The PDF Splitter is a desktop application built in Java for splitting PDF files by size, by pages, and extracting email addresses from PDF documents. This project utilizes the PDFBox and iTextPDF libraries to perform these operations effectively.
- Split PDFs by size: Break large PDF files into smaller chunks of a specified size.
- Split PDFs by pages: Divide a PDF into multiple parts after a given number of pages.
- Extract email addresses: Retrieve and save all email addresses found in a PDF document to a
.txt
file.
-
Split PDF After Specific Pages:
- Select the number of pages after which the PDF should be split.
- The resulting PDFs will be saved in the output folder.
-
Split PDF by Specific Size:
- Specify the maximum allowable size for each split PDF in kilobytes.
- The application will create multiple PDFs, ensuring each part adheres to the size limit.
-
Extract Email Addresses:
- Scans the text within PDF files for valid email addresses.
- Extracted emails are saved in a
.txt
file for easy access.
- Java 8 or higher.
- Maven for dependency management.
- Clone the repository:
git clone https://github.com/your-username/pdf-splitter.git cd pdf-splitter
- Build the project:
mvn clean install
- Run the application:
java -cp target/pdfsplitting-0.0.1-SNAPSHOT.jar com.pdfsplitting.Main
- Apache PDFBox: For handling PDF documents.
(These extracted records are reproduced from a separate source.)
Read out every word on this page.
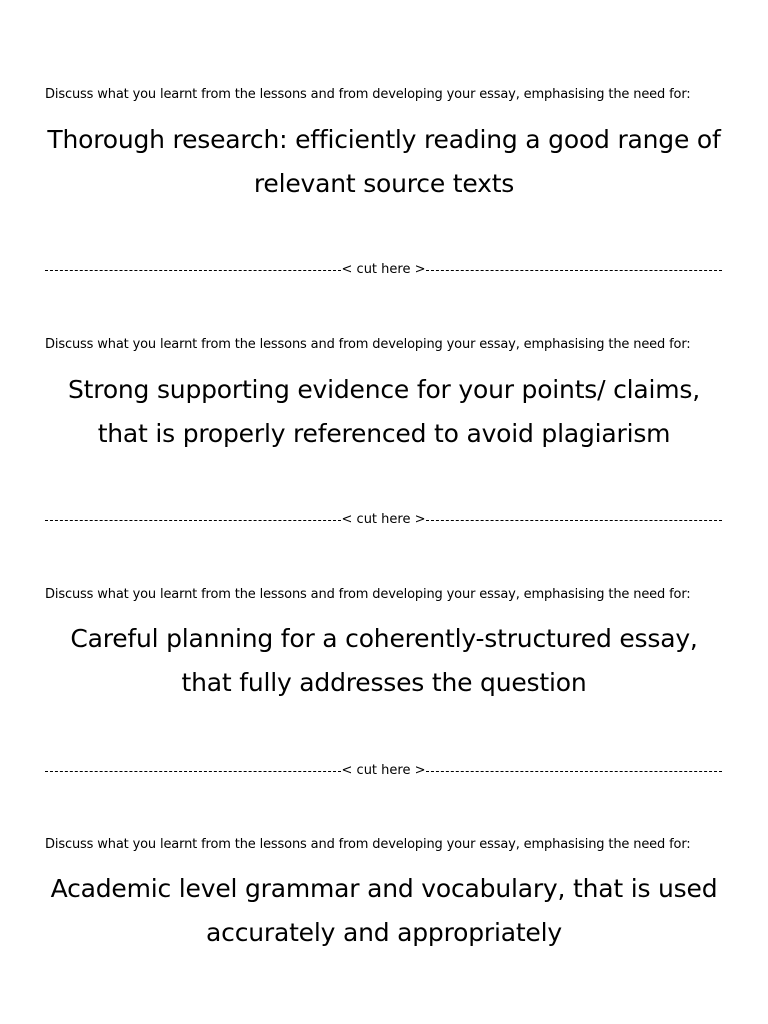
Discuss what you learnt from the lessons and from developing your essay, emphasising the need for:
Thorough research: efficiently reading a good range of
relevant source texts
< cut here >
Discuss what you learnt from the lessons and from developing your essay, emphasising the need for:
Strong supporting evidence for your points/ claims,
that is properly referenced to avoid plagiarism
< cut here >
Discuss what you learnt from the lessons and from developing your essay, emphasising the need for:
Careful planning for a coherently-structured essay,
that fully addresses the question
< cut here >
Discuss what you learnt from the lessons and from developing your essay, emphasising the need for:
Academic level grammar and vocabulary, that is used
accurately and appropriately
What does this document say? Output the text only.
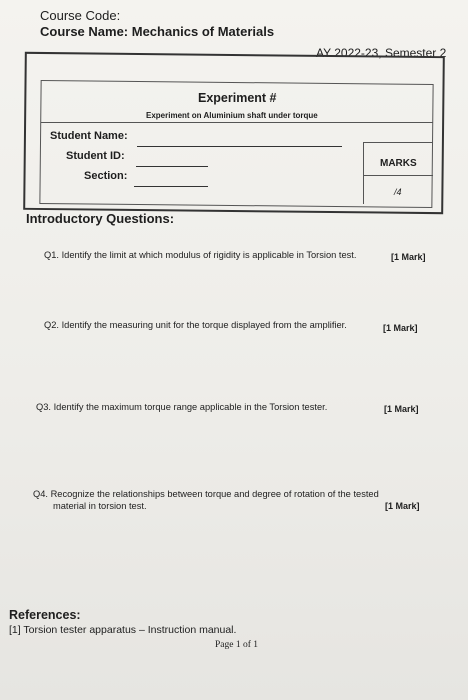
Course Code:
Course Name: Mechanics of Materials
AY 2022-23, Semester 2
Experiment #
Experiment on Aluminium shaft under torque
Student Name:
Student ID:
Section:
MARKS
/4
Introductory Questions:
Q1. Identify the limit at which modulus of rigidity is applicable in Torsion test.	[1 Mark]
Q2. Identify the measuring unit for the torque displayed from the amplifier.	[1 Mark]
Q3. Identify the maximum torque range applicable in the Torsion tester.	[1 Mark]
Q4. Recognize the relationships between torque and degree of rotation of the tested
material in torsion test.	[1 Mark]
References:
[1] Torsion tester apparatus – Instruction manual.
Page 1 of 1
- iTextPDF: For advanced PDF processing.
marioszocs-pdf-splitter/
├── pom.xml # Maven build configuration
├── README.md # Project documentation
├── src/main/java/com/pdfsplitting/
│ ├── Main.java # Entry point of the application
│ ├── PDFFileOperations.java # Interface for PDF operations
│ ├── PDFFileOperationsImp.java # Implementation of PDF operations
│ ├── PdfUtilities.java # Utility methods for PDF handling
└── .gitignore # Ignored files